The researchers focused on the thymus gland, an organ that helps develop T cells, a soldier of the immune system that fights off foreign invaders in the body. It does not produce T lymphocytes (those that come from the bone marrow), but it does produce and secrete thymosin, a hormone necessary for their development and production.

Using magnetic resonance imaging, the researchers found that the thymus glands in the calorie-restricted group increased “significantly” in mass and volume. Meanwhile, the control group “showed no significant changes.” The thymus gland shrinks with age, so an increase in its mass and volume would make the gland look like it did when the person was younger.

The researchers also looked for clues about the biological mechanisms at play through body fat gene expressions. Changes in the body can cause different genes to be up-regulated or down-regulated, which can trigger reactions at the biomolecular level. Specifically, a protein called PLA2G7 was less active in the calorie-restricted group. PLA2G7 has a negative impact on one of a group of inflammasomesthe part of the immune system that regulates inflammation.

The location of the thymusShutterstock

They conducted a parallel research project, artificially reducing the expression of PLA2G7 in laboratory mice. They found that it produced a similar effect, increasing the mass and volume of the mice’s thymus glands. The mice also had lower rates of age-related inflammation (which shows up earlier in mice due to their short lifespan).

Why it’s a hack — For decades, as animal studies piled up, scientists searched for evidence that calorie restriction could extend human lifespan. So do a few book peddlers, self-proclaimed biohackers, and fad diet promoters. Recently, “anti-aging” has been a popular label for diet products. Some scientists supported this calorie restriction only extends longevity (for humans and animals) by helping them maintain a healthy body weight.

However, the CALERIE study highlighted mechanisms by which calorie restriction could go beyond this. People who reduced their calorie intake by 14% seemed to have actually increased the size of their thymus glands, a major player in the immune system.

The study concludes:

Collectively, our results demonstrate that a [caloric restriction] in humans activates a basic transcriptional program that promotes immune function, reduces inflammation, and reveals PLA2G7 as one of the potential mechanisms to mimic the beneficial effects of CR.
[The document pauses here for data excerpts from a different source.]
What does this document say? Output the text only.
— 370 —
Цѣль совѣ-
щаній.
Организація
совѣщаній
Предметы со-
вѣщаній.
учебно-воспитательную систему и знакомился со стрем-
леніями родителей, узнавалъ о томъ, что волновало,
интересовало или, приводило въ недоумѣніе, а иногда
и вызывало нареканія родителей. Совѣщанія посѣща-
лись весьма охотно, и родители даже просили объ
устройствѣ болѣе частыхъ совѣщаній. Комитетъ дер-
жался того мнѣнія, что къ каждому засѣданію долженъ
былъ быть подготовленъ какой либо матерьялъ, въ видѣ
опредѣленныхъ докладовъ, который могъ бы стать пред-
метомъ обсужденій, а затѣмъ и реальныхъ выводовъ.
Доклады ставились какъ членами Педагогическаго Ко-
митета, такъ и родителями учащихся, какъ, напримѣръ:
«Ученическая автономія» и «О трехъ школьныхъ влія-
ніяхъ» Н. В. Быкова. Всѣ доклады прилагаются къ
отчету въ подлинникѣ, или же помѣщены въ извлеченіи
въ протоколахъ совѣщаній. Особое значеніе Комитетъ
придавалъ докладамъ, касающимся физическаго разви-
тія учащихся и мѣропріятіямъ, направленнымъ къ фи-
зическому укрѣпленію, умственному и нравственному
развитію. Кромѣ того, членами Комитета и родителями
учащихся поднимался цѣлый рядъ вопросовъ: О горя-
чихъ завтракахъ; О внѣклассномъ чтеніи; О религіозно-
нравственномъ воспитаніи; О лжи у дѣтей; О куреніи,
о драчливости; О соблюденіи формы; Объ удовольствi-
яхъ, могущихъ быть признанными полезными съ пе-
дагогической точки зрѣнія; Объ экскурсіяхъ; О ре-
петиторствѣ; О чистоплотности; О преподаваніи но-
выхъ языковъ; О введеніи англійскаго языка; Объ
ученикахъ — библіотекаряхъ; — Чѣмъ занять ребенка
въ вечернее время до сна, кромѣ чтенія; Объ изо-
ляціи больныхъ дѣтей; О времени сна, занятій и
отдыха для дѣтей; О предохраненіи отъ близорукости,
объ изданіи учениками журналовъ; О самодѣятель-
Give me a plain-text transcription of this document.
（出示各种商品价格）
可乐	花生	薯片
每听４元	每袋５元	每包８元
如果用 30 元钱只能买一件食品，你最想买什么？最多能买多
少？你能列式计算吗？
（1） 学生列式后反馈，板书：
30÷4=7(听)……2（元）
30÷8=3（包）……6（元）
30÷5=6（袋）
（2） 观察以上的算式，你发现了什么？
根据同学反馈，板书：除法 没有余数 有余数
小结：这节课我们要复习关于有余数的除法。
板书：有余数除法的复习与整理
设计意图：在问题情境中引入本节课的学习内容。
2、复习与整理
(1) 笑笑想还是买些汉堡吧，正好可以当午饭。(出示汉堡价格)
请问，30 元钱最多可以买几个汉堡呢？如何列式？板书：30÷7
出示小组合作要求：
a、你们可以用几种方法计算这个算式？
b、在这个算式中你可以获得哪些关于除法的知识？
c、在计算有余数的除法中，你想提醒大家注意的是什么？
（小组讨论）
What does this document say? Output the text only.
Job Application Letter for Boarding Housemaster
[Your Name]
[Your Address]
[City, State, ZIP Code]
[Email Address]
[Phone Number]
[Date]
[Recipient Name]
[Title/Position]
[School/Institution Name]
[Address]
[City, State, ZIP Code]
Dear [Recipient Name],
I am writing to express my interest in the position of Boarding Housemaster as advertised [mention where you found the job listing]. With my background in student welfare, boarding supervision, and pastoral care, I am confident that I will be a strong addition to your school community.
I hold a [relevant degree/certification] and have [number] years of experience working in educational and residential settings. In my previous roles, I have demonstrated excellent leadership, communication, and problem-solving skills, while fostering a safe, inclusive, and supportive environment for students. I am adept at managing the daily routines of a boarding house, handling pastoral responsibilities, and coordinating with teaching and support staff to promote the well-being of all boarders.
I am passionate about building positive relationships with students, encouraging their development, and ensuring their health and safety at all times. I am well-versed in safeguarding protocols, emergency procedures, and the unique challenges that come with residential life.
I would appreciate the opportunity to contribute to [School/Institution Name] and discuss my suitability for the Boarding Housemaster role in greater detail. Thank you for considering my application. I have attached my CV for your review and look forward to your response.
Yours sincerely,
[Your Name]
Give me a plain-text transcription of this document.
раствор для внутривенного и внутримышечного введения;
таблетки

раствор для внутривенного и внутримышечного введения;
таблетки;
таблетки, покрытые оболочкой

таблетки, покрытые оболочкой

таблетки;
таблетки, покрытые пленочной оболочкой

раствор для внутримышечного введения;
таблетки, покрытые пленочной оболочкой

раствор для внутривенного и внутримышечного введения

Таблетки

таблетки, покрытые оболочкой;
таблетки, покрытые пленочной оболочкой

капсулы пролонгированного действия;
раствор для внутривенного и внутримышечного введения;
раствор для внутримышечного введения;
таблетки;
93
How it affects longevity — The thymus, located behind the sternum and between the lungs, grows and wears out faster than most organs. It reaches its greatest size during puberty. As one ages, the gland is replaced by a fatty problem and is a non-functional mass before age 75. This is one of the reasons older people are at higher risk for infection, inflammation and cancer. If calorie restriction can revive the thymus, it would help the immune system stay primed for longer.